A square field measures \[10\] meters by \[10\] meters. Ten students each mark a randomly selected region of the field; each region is square and has side lengths of \[1\] meter and no two regions overlap. The students count the earthworms contained in the soil to a depth of \[5\] centimeters beneath the ground’s surface in each region.
The results are shown in the table below.
Which of the following is a reasonable approximation of the number of earthworms to a depth of \[5\] centimeters beneath the ground’s surface in the entire field?

Region	Number of earthworms	Region	Number of earthworms
A	\[107\]	F	\[141\]
B	\[147\]	G	\[150\]
C	\[146\]	H	\[154\]
D	\[135\]	I	\[176\]
E	\[149\]	J	\[166\]

(A) \[150\]
(B) \[1,500\]
(C) \[15,000\]
(D) \[1,50,000\]

Answer 1

Hint: In this question, we have to choose the required solution for the given particulars. We need to first find out the volume of the field with the depth given and secondly the volume of the region where each student count the earthworms contained in the soil then we divide the total volume by the total volume of the region where the earthworms are counted.Then we calculate the total number of earthworms and multiply with the derived number, thus we can easily find out the required solution.

Formula used: The volume of a cuboid is \[l \times b \times d\]
Where
l = the length of the cuboid
b = the breadth of the cuboid
d = the depth of the cuboid

Complete step-by-step solution:
It is given that a square field measures \[10\] meters by \[10\] meters. Ten students each mark a randomly selected region of the field; each region is square and has side lengths of \[1\] meter and no two regions overlap. The students count the earthworms contained in the soil to a depth of \[5\] centimeters beneath the ground’s surface in each region.
We need to find out the correct option which is a reasonable approximation of the number of earthworms to a depth of \[5\] centimeters beneath the ground’s surface in the entire field.

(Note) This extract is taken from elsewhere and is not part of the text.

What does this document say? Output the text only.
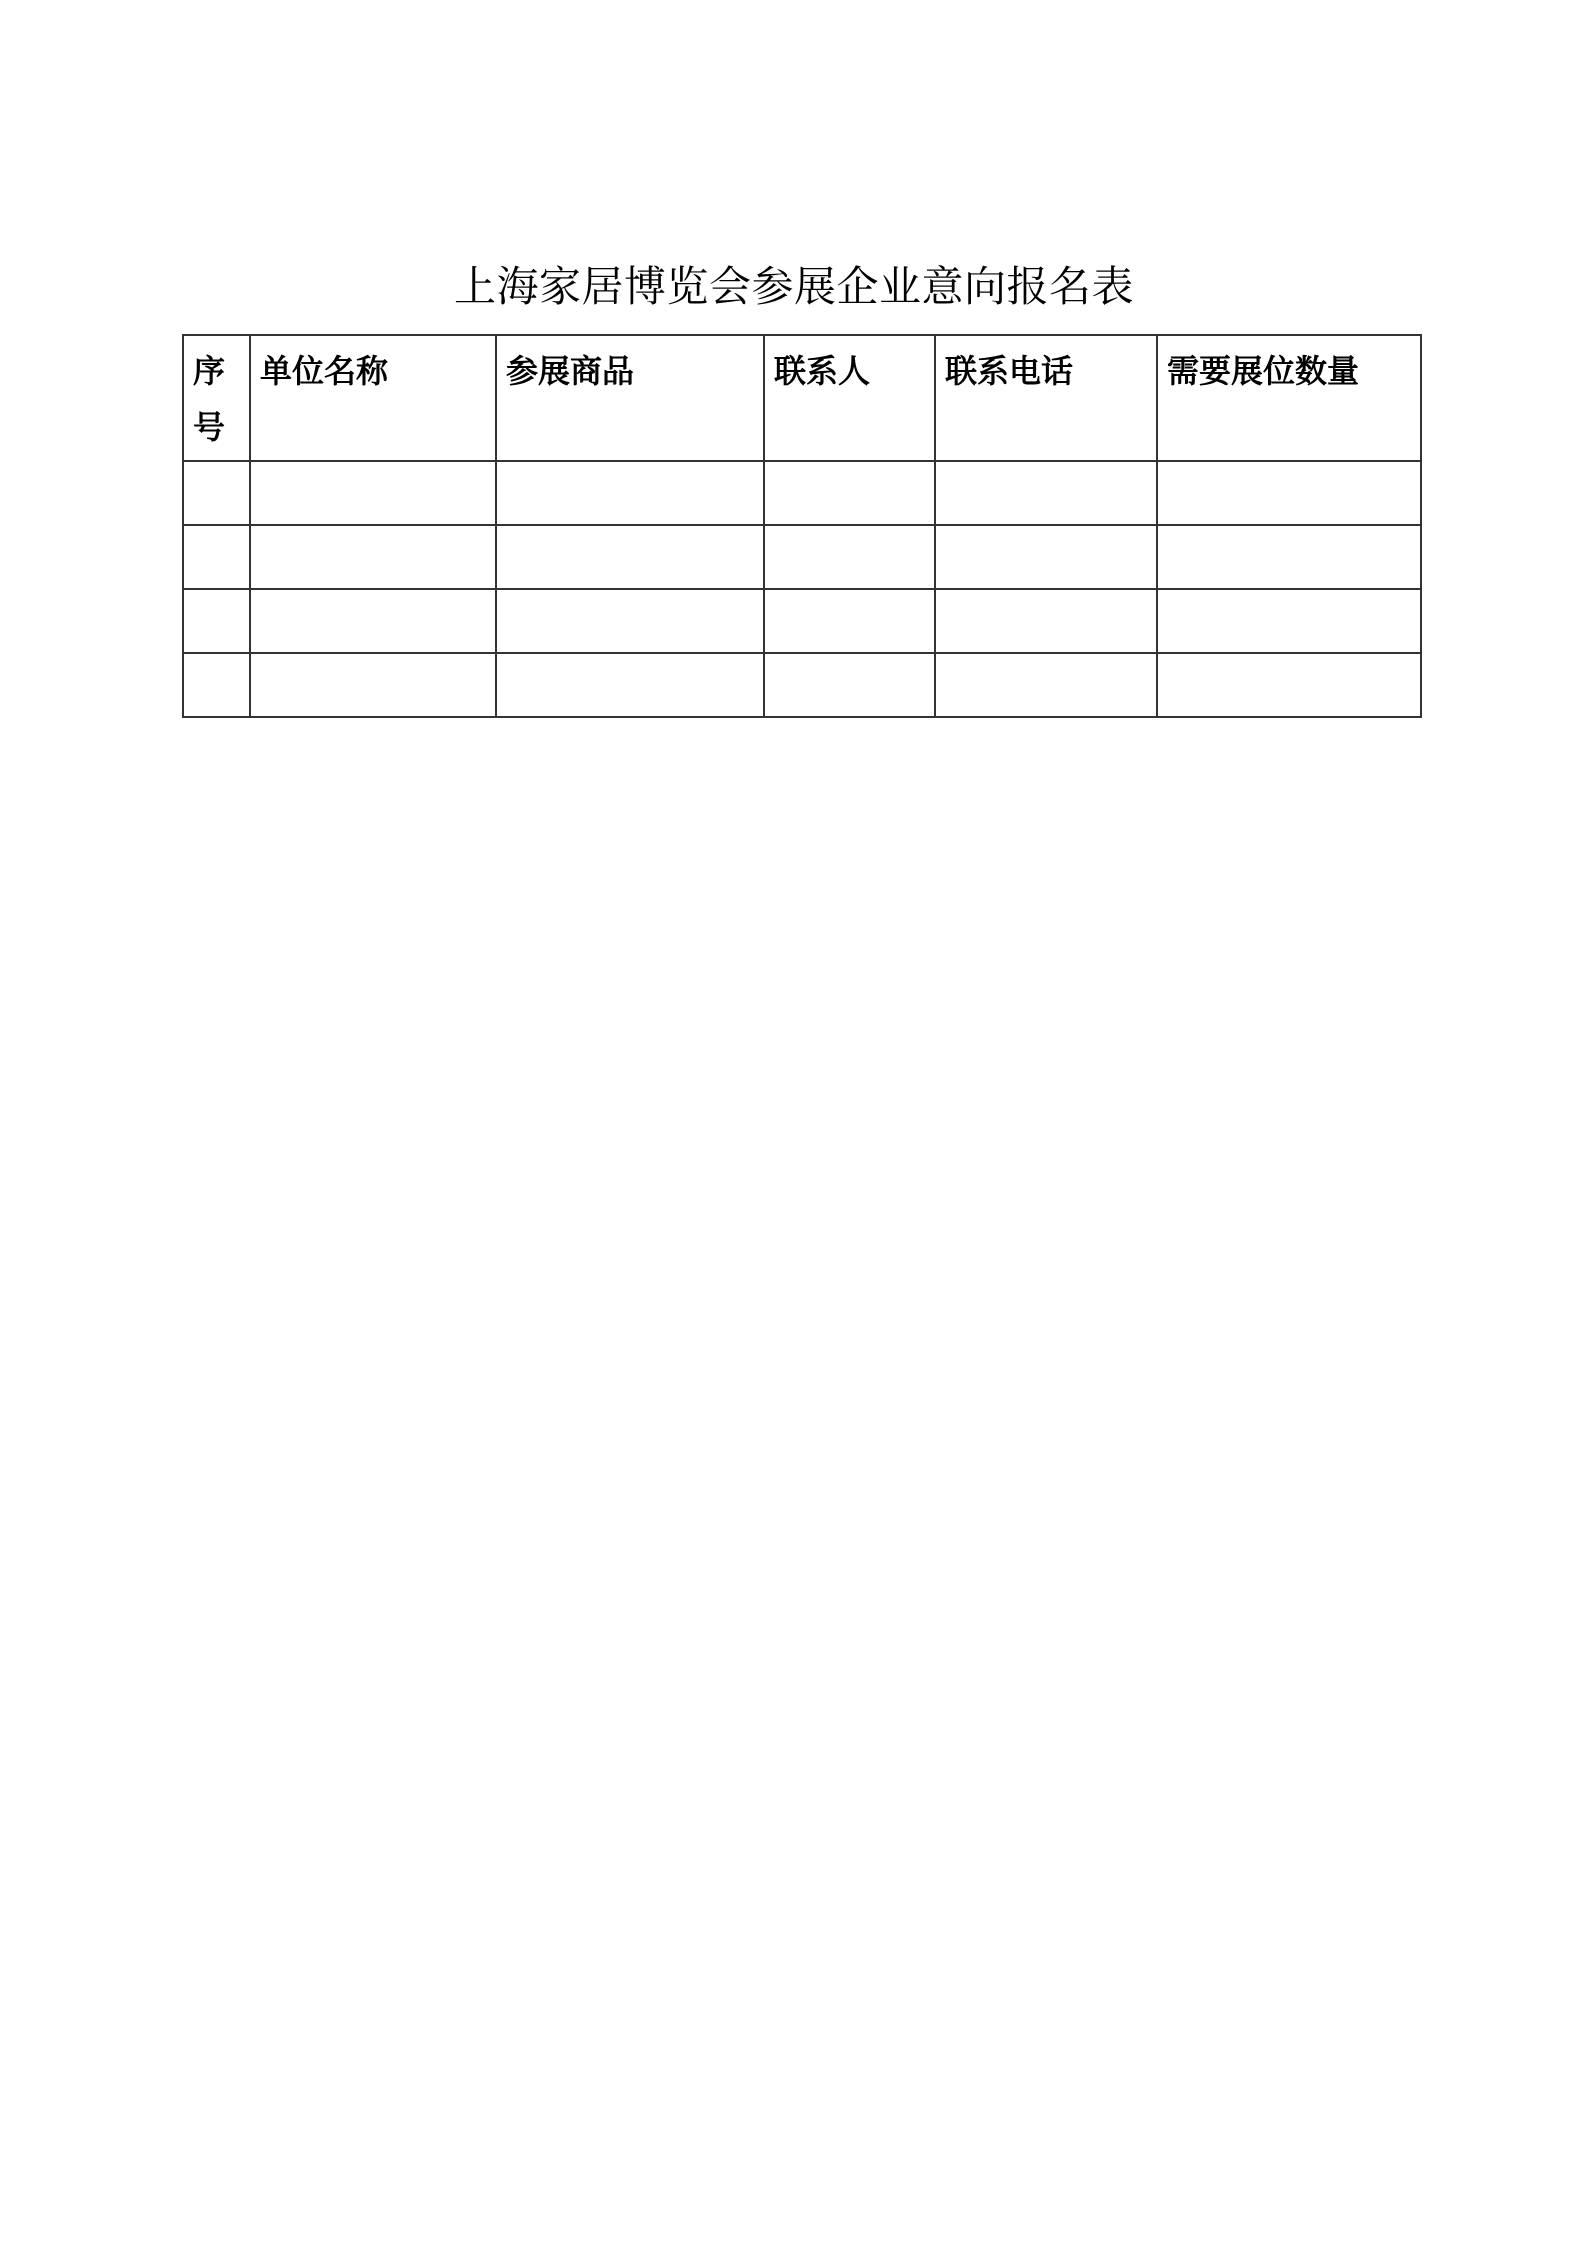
上海家居博览会参展企业意向报名表
序号	单位名称	参展商品	联系人	联系电话	需要展位数量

The volume of the square field measures \[10\] meters by \[10\] meters with depth of \[5\] centimeters beneath the ground’s surface is
\[ \Rightarrow 10 \times 10 \times .005{m^3}\] [Since one meter = \[100\]cm]
The volume of region selected by each student is \[1 \times 1 \times 0.005{m^3}\].
Then there will be \[\dfrac{{10 \times 10 \times .005}}{{1 \times 1 \times .005}} = 100\] such regions.
Thus the students have calculated for \[10\] such regions, it would be a good approximation to multiply the total number in these ten regions by \[10\] to get the total number of earthworms in the entire field.
Adding the calculated earthworms we get,
\[ \Rightarrow 107 + 147 + 146 + 135 + 149 + 141 + 150 + 154 + 176 + 166 = 1471\]
Thus the number of earthworms to a depth of \[5\] centimeters beneath the ground’s surface in the entire field is \[1471 \times 10 = 14,710\], which can be approximated to an order of \[15,000\].

$\therefore $ The option (C) is the correct answer.

Note: A cuboid is a three-dimensional shape with a length width, and height. The cuboid shape has six sides called faces. Each face of a cuboid is a rectangle, and all of a cuboid’s corners (called vertices) are 90-degree angles. Ultimately, a cuboid has the shape of a rectangular box.